La propietaria del restaurante Hambre de Pollo denunció públicamente los elevados montos que, según afirmó, se le están exigiendo por concepto de derechos de autor debido a la reproducción de música ambiental en su establecimiento.
La empresaria aclaró que reconoce y respeta la legislación sobre propiedad intelectual, pero cuestionó que las tarifas aplicadas sean proporcionales a la realidad económica de los pequeños y medianos negocios del país.
“Yo soy escritora y conozco y respeto los derechos de autores, pero eso no es lo que está en cuestión. Yo estaba esperando esta visita, pero lo que más me genera impotencia es ver la magnitud de un cobro como este para un negocio como el nuestro”, manifestó.
Explicó que los negocios formales deben asumir numerosos compromisos económicos, entre ellos impuestos, pagos a la Tesorería de la Seguridad Social (TSS), alquileres y proveedores.
“Yo tengo que entender y tengo que cumplir con los pagos de TSS, de impuestos, de proveedores, de alquiler, de una lista interminable de compromisos”, expresó.
La propietaria sostuvo que no se opone a pagar por el uso de música en su restaurante, pero consideró que el monto exigido debería tomar en cuenta las características y el tiempo de operación del establecimiento.
“Yo entiendo que si utilizamos música tiene una responsabilidad, pero una cosa es pagar un monto razonable, que estoy dispuesta a hacerlo, y otra muy diferente es pagar un dineral por una música ambiental en un restaurante que apenas tiene un año”, afirmó.
La empresaria también cuestionó las condiciones que enfrentan quienes deciden emprender y mantener sus negocios dentro de la formalidad en República Dominicana.
“¿Hasta dónde se supone que podemos aguantar?

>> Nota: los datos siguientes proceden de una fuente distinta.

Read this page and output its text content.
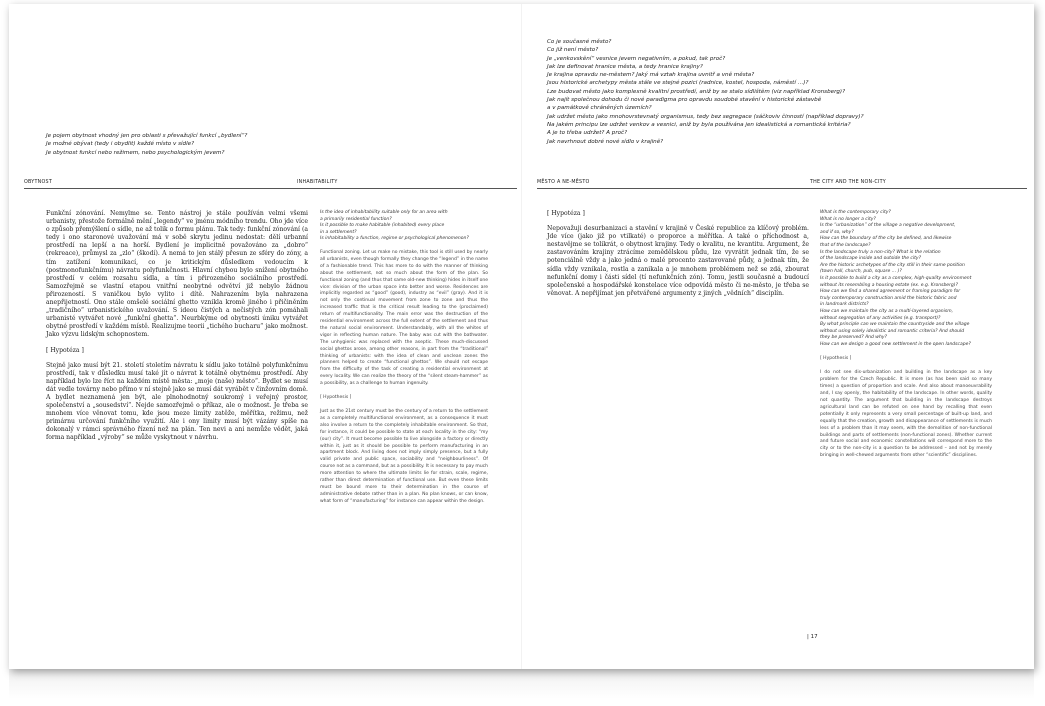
Je pojem obytnost vhodný jen pro oblasti s převažující funkcí „bydlení“?
Je možné obývat (tedy i obydlit) každé místo v sídle?
Je obytnost funkcí nebo režimem, nebo psychologickým jevem?
OBYTNOST	INHABITABILITY

Funkční zónování. Nemylme se. Tento nástroj je stále používán velmi všemi urbanisty, přestože formálně mění „legendy“ ve jménu módního trendu. Oho jde více o způsob přemýšlení o sídle, ne až tolik o formu plánu. Tak tedy: funkční zónování (a tedy i ono staronové uvažování má v sobě skrytu jedinu nedostat: dělí urbanní prostředí na lepší a na horší. Bydlení je implicitně považováno za „dobro“ (rekreace), průmysl za „zlo“ (škodí). A nemá to jen stálý přesun ze sféry do zóny, a tím zatížení komunikací, co je kritickým důsledkem vedoucím k (postmonofunkčnímu) návratu polyfunkčnosti. Hlavní chybou bylo snížení obytného prostředí v celém rozsahu sídla, a tím i přirozeného sociálního prostředí. Samozřejmě se vlastní etapou vnitřní neobytné odvětví již nebylo žádnou přirozeností. S vaničkou bylo vylito i dítě. Nahrazením byla nahrazena anepřijetností. Ono stále omšelé sociální ghetto vznikla kromě jiného i přičiněním „tradičního“ urbanistického uvažování. S ideou čistých a nečistých zón pomáhali urbanisté vytvářet nové „funkční ghetta“. Neurbkýme od obytnosti úniku vytvářet obytné prostředí v každém místě. Realizujme teorii „tichého bucharu“ jako možnost. Jako výzvu lidským schopnostem.

[ Hypotéza ]

Stejně jako musí být 21. století stoletím návratu k sídlu jako totálně polyfunkčnímu prostředí, tak v důsledku musí také jít o návrat k totálně obytnému prostředí. Aby například bylo lze říct na každém místě města: „moje (naše) město“. Bydlet se musí dát vedle továrny nebo přímo v ní stejně jako se musí dát vyrábět v činžovním domě. A bydlet neznamená jen být, ale plnohodnotný soukromý i veřejný prostor, společenství a „sousedství“. Nejde samozřejmě o příkaz, ale o možnost. Je třeba se mnohem více věnovat tomu, kde jsou meze limity zatěže, měřítka, režimu, než primárnu určování funkčního využití. Ale i ony limity musí být vázány spíše na dokonalý v rámci správného řízení než na plán. Ten nevi a ani nemůže vědět, jaká forma například „výroby“ se může vyskytnout v návrhu.

Is the idea of inhabitability suitable only for an area with
a primarily residential function?
Is it possible to make habitable (inhabited) every place
in a settlement?
Is inhabitability a function, regime or psychological phenomenon?

Functional zoning. Let us make no mistake, this tool is still used by nearly all urbanists, even though formally they change the “legend” in the name of a fashionable trend. This has more to do with the manner of thinking about the settlement, not so much about the form of the plan. So functional zoning (and thus that same old-new thinking) hides in itself one vice: division of the urban space into better and worse. Residences are implicitly regarded as “good” (good), industry as “evil” (gray). And it is not only the continual movement from zone to zone and thus the increased traffic that is the critical result leading to the (proclaimed) return of multifunctionality. The main error was the destruction of the residential environment across the full extent of the settlement and thus the natural social environment. Understandably, with all the whites of vigor in reflecting human nature. The baby was cut with the bathwater. The unhygienic was replaced with the aseptic. These much-discussed social ghettos arose, among other reasons, in part from the “traditional” thinking of urbanists: with the idea of clean and unclean zones the planners helped to create “functional ghettos”. We should not escape from the difficulty of the task of creating a residential environment at every locality. We can realize the theory of the “silent steam-hammer” as a possibility, as a challenge to human ingenuity.

[ Hypothesis ]

Just as the 21st century must be the century of a return to the settlement as a completely multifunctional environment, as a consequence it must also involve a return to the completely inhabitable environment. So that, for instance, it could be possible to state at each locality in the city: “my (our) city”. It must become possible to live alongside a factory or directly within it, just as it should be possible to perform manufacturing in an apartment block. And living does not imply simply presence, but a fully valid private and public space, sociability and “neighbourliness”. Of course not as a command, but as a possibility. It is necessary to pay much more attention to where the ultimate limits lie for strain, scale, regime, rather than direct determination of functional use. But even these limits must be bound more to their determination in the course of administrative debate rather than in a plan. No plan knows, or can know, what form of “manufacturing” for instance can appear within the design.

Co je současné město?
Co již není město?
Je „venkovskění“ vesnice jevem negativním, a pokud, tak proč?
Jak lze definovat hranice města, a tedy hranice krajiny?
Je krajina opravdu ne-městem? Jaký má vztah krajina uvnitř a vně města?
Jsou historické archetypy města stále ve stejné pozici (radnice, kostel, hospoda, náměstí …)?
Lze budovat město jako komplexně kvalitní prostředí, aniž by se stalo sídlištěm (viz například Kronsberg)?
Jak najít společnou dohodu či nové paradigma pro opravdu soudobé stavění v historické zástavbě
a v památkově chráněných územích?
Jak udržet město jako mnohovrstevnatý organismus, tedy bez segregace (sáčkoviv činností (například dopravy)?
Na jakém principu lze udržet venkov a vesnici, aniž by byla používána jen idealistická a romantická kritéria?
A je to třeba udržet? A proč?
Jak navrhnout dobré nové sídlo v krajině?
MĚSTO A NE-MĚSTO	THE CITY AND THE NON-CITY

[ Hypotéza ]

Nepovažuji desurbanizaci a stavění v krajině v České republice za klíčový problém. Jde více (jako již po vtilkaté) o proporce a měřítka. A také o příchodnost a, nestavějme se tolikrát, o obytnost krajiny. Tedy o kvalitu, ne kvantitu. Argument, že zastavováním krajiny ztrácíme zemědělskou půdu, lze vyvrátit jednak tím, že se potenciálně vždy a jako jedná o malé procento zastavované půdy, a jednak tím, že sídla vždy vznikala, rostla a zanikala a je mnohem problémem než se zdá, zbourat nefunkční domy i části sídel (tí nefunkčních zón). Tomu, jestli současné a budoucí společenské a hospodářské konstelace více odpovídá město či ne-město, je třeba se věnovat. A nepřijímat jen přetvářené argumenty z jiných „vědních“ disciplín.

What is the contemporary city?
What is no longer a city?
Is the “urbanization” of the village a negative development,
and if so, why?
How can the boundary of the city be defined, and likewise
that of the landscape?
Is the landscape truly a non-city? What is the relation
of the landscape inside and outside the city?
Are the historic archetypes of the city still in their same position
(town hall, church, pub, square … )?
Is it possible to build a city as a complex, high-quality environment
without its resembling a housing estate (ex. e.g. Kronsberg)?
How can we find a shared agreement or framing paradigm for
truly contemporary construction amid the historic fabric and
in landmark districts?
How can we maintain the city as a multi-layered organism,
without segregation of any activities (e.g. transport)?
By what principle can we maintain the countryside and the village
without using solely idealistic and romantic criteria? And should
they be preserved? And why?
How can we design a good new settlement in the open landscape?

[ Hypothesis ]

I do not see dis-urbanization and building in the landscape as a key problem for the Czech Republic. It is more (as has been said so many times) a question of proportion and scale. And also about manoeuvrability and, I say openly, the habitability of the landscape. In other words, quality not quantity. The argument that building in the landscape destroys agricultural land can be refuted on one hand by recalling that even potentially it only represents a very small percentage of built-up land, and equally that the creation, growth and disappearance of settlements is much less of a problem than it may seem, with the demolition of non-functional buildings and parts of settlements (non-functional zones). Whether current and future social and economic constellations will correspond more to the city or to the non-city is a question to be addressed – and not by merely bringing in well-chewed arguments from other “scientific” disciplines.

| 17
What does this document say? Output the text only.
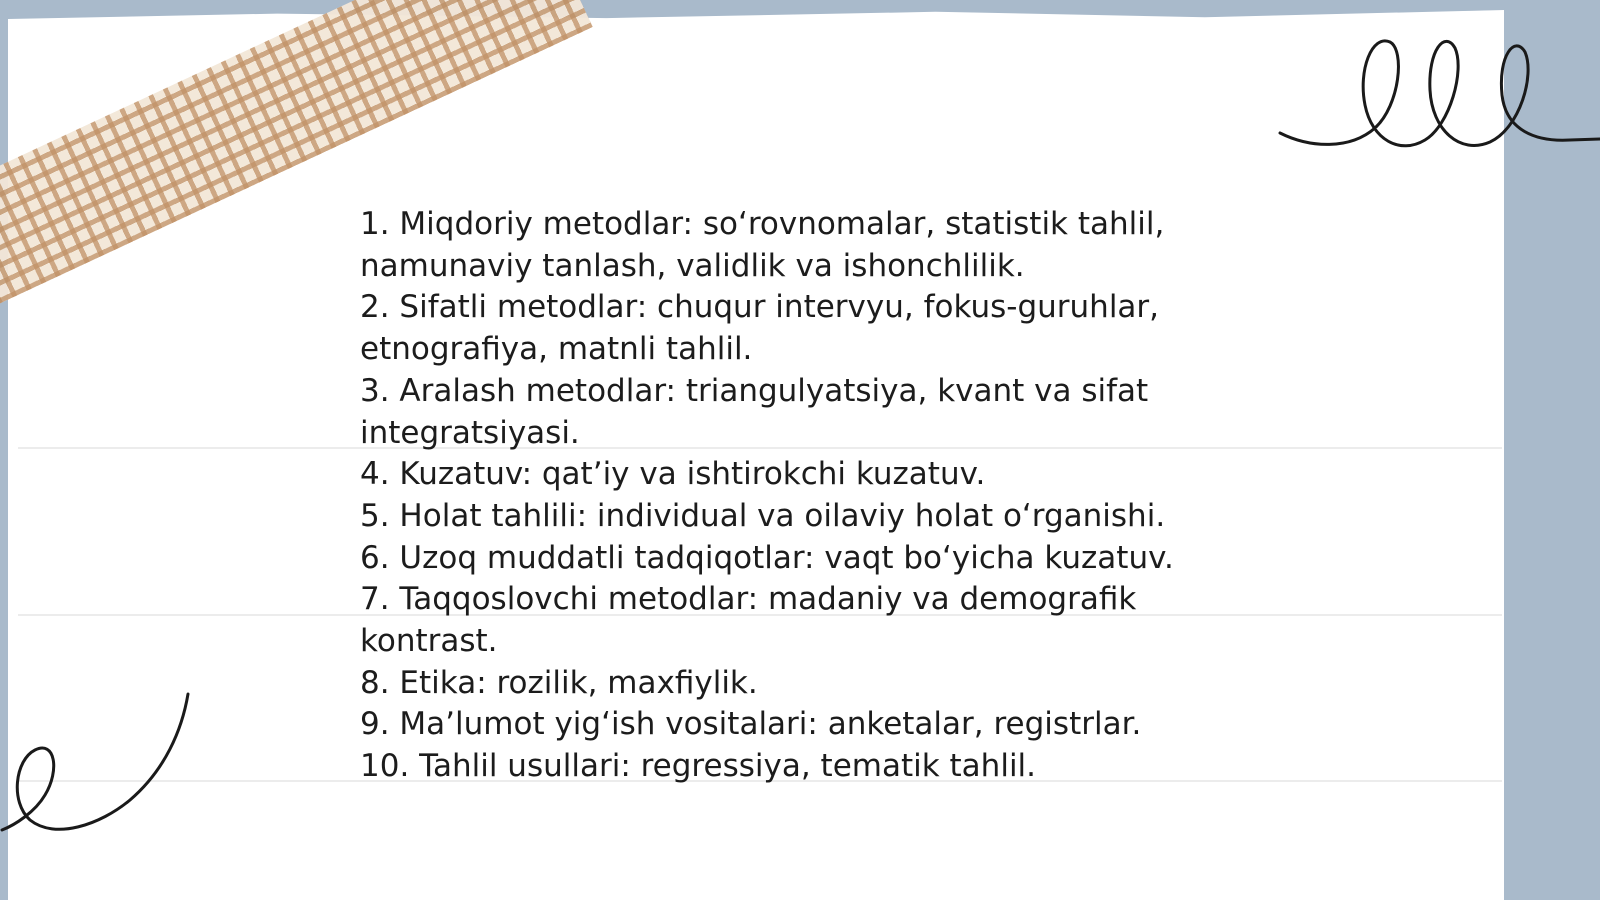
1. Miqdoriy metodlar: so‘rovnomalar, statistik tahlil, namunaviy tanlash, validlik va ishonchlilik.
2. Sifatli metodlar: chuqur intervyu, fokus-guruhlar, etnografiya, matnli tahlil.
3. Aralash metodlar: triangulyatsiya, kvant va sifat integratsiyasi.
4. Kuzatuv: qat’iy va ishtirokchi kuzatuv.
5. Holat tahlili: individual va oilaviy holat o‘rganishi.
6. Uzoq muddatli tadqiqotlar: vaqt bo‘yicha kuzatuv.
7. Taqqoslovchi metodlar: madaniy va demografik kontrast.
8. Etika: rozilik, maxfiylik.
9. Ma’lumot yig‘ish vositalari: anketalar, registrlar.
10. Tahlil usullari: regressiya, tematik tahlil.
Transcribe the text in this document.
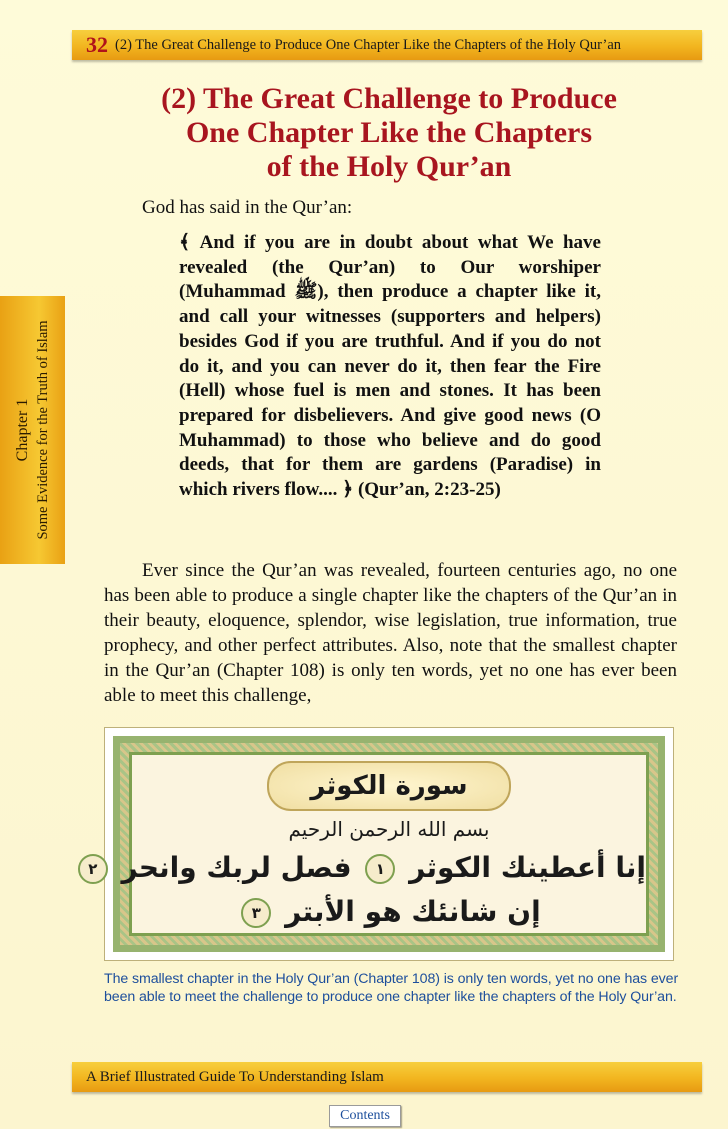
32 (2) The Great Challenge to Produce One Chapter Like the Chapters of the Holy Qur’an
Chapter 1 Some Evidence for the Truth of Islam
(2) The Great Challenge to Produce
One Chapter Like the Chapters
of the Holy Qur’an

God has said in the Qur’an:

﴾ And if you are in doubt about what We have revealed (the Qur’an) to Our worshiper (Muhammad ﷺ), then produce a chapter like it, and call your witnesses (supporters and helpers) besides God if you are truthful. And if you do not do it, and you can never do it, then fear the Fire (Hell) whose fuel is men and stones. It has been prepared for disbelievers. And give good news (O Muhammad) to those who believe and do good deeds, that for them are gardens (Paradise) in which rivers flow.... ﴿ (Qur’an, 2:23-25)

Ever since the Qur’an was revealed, fourteen centuries ago, no one has been able to produce a single chapter like the chapters of the Qur’an in their beauty, eloquence, splendor, wise legislation, true information, true prophecy, and other perfect attributes. Also, note that the smallest chapter in the Qur’an (Chapter 108) is only ten words, yet no one has ever been able to meet this challenge,

سورة الكوثر
بسم الله الرحمن الرحيم
إنا أعطينك الكوثر ١ فصل لربك وانحر ٢
إن شانئك هو الأبتر ٣

The smallest chapter in the Holy Qur’an (Chapter 108) is only ten words, yet no one has ever been able to meet the challenge to produce one chapter like the chapters of the Holy Qur’an.

A Brief Illustrated Guide To Understanding Islam
Contents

Y la verdad es que yo siento que es como un castigo para la gente que quiere emprender y hacer las cosas bien hechas, porque mientras más formal tú quieres hacer las cosas, más difícil te la ponen”, señaló.
Finalmente, reiteró que está dispuesta a cumplir con las obligaciones correspondientes, pero pidió que se establezcan cobros que sean razonables y acordes con la realidad de los pequeños negocios.
“Yo quiero pagar lo que corresponda, señores, pero así no vamos a poder, la verdad”, concluyó.